Liputan6.com, Baghdad - Nada Saleh berdiri di depan tendanya, di tengah udara dingin yang berembus di wilayah padang pasir Irak. Perempuan itu menceritakan saat-saat mengerikan ketika keluarganya nyaris terjebak, menjadi bagian dari cengkeraman terakhir ISIS di Ramadi, Irak.
Saat kekuatan pemerintah menyerang Ramadi, untuk mengambil alih kota itu, ISIS menyeret paksa keluarga-keluarga dari rumah mereka, untuk di pindahkan ke bagian timur kota.
Kala itu, Nada hanya bisa menatap tak berdaya, saat suaminya menantang para militan, menolak keluarganya dibawa.
Enam anak pasangan itu menangis sejadinya saat kepala keluarga mereka dibawa paksa dengan pedang terhunus di lehernya. Meski akhirnya selamat, pria itu harus menghadapi interogasi pihak pemerintah.
Baca Juga
Advertisement
Nada dan anak-anaknya, beserta beberapa ratus keluarga lainnya, kini menetap di kamp di Habbaniyah di timur Ramadi. Mereka relatif beruntung, meski harus mengigil kedinginan. Setidaknya, nyawa masih menyatu dengan raga.
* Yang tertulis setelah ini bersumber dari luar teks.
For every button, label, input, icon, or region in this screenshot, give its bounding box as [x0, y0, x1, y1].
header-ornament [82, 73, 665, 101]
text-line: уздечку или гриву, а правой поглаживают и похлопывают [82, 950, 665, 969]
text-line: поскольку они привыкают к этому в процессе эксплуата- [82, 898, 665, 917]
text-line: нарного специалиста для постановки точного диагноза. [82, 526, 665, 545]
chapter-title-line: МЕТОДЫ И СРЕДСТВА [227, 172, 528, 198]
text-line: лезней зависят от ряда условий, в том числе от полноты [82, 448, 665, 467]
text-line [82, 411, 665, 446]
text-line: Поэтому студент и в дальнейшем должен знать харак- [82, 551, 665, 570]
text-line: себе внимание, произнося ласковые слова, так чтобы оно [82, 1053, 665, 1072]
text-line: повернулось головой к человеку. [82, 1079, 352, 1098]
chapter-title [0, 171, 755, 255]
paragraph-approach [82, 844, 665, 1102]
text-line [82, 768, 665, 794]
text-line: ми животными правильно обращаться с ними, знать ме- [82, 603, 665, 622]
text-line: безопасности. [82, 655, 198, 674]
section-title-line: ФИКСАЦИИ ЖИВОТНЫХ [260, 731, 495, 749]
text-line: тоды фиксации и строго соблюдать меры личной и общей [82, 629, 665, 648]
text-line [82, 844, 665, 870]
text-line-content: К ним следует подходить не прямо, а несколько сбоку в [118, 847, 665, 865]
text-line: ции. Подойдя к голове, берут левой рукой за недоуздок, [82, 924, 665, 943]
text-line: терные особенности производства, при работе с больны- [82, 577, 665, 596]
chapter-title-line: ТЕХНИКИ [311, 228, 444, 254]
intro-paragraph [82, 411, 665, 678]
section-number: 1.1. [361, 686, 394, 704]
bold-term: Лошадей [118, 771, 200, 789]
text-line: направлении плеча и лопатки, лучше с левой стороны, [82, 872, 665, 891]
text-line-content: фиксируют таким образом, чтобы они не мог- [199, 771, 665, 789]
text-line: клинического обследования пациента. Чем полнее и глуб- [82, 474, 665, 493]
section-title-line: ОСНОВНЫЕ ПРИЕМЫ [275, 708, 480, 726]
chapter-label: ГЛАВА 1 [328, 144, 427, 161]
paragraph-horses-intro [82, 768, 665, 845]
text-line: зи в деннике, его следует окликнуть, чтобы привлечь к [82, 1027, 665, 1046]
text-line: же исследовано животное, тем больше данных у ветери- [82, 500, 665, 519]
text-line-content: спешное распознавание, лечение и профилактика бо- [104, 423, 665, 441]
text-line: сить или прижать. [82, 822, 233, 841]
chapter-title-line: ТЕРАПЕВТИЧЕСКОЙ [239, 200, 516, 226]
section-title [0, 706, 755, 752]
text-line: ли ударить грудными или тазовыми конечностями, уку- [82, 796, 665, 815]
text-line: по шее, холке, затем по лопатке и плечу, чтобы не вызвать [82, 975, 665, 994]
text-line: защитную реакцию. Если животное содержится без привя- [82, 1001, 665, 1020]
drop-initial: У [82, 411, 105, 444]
Saat malam tiba, para pria bergiliran menjaga kamp, sementara para perempuan dan anak-anak berpelukan di dalam tenda, mengatasi hawa dingin gurun.
Pihak pemerintah Irak mengatakan, masih ada 1.000 keluarga yang terjebak di distrik paling timur Ramadi, yang masih dikuasi ISIS. Mereka diyakini dijadikan 'tameng hidup'.
Salah satu perempuan muda yang baru saja tiba di Habbaniyah bersama keluarganya menceritakan nestapa di Ramadi yang nyaris jadi kota mati.
"Kami hidup tanpa makanan selama 2 bulan, tanpa air selama 10 hari," kata dia kepada CNN, yang dikutip Liputan6.com, Senin (4/1/2015).
"Tak kira terkejutnya kami ketika berkendara, melarikan diri ke luar kota. Kami hanya melihat kehancuran, rumah-rumah yang runtuh dan jalanan yang tak lagi utuh. Kami nyaris tak mengenali kota itu."
Ia yang namanya tak disebutkan itu mengungkapkan, para militan ISIS di Ramadi telah melarikan diri, atau terbunuh saat tentara mengambil alih kota.
"Kami melihat mereka, jasad-jasad mereka di jalanan. Anjing-anjing memangsa kepala mereka. Yang terlihat hanya bagian tangan dan kaki."
Perempuan itu dan keluarganya beruntung bisa lari. Sebab, ISIS mengancam akan membunuh siapapun yang berusaha lari dari Ramadi.
"Kami menunggu tentara Irak mengamankan rute kami. Mereka yang memintanya," kata dia. "Aku yakin, ISIS ingin menggunakan kami sebagai perisai hidup, pun dengan anak-anak kami."
Ramadi Tersisa Puing
Tentara Irak, yang didukung kekuatan udara Barat, akhirnya mengusir ISIS dari jantung Ramadi.
Televisi Irak menayangkan cuplikan rekaman tentara mengibarkan bendera nasional di kantor pemerintahan di kota tersebut. Itu adalah kemenangan besar pertama bagi Irak atas ISIS -- yang juga mengklaim sebagian wilayah Suriah.
Suara ledakan dan berondongan peluru masih kerap terdengar di Ramadi. Meski seperempat wilayah itu masih dikuasai ISIS, PM Irak Haider al-Abadi sudah berani mendeklarasikan bahwa 2016 akan menjadi 'tahun pengusiran ISIS dari Irak'.
Selama perebutan, koalisi yang dipimpin AS melancarkan 630 serangan udara sejak Juli lalu. Gempuran dari udara dan darat membuat Ramadi luluh lantak.
Perlu restorasi dan rehabilitasi besar-besaran untuk memulihkannya -- termasuk infrastruktur dasar untuk menjamin hidup penghuninya.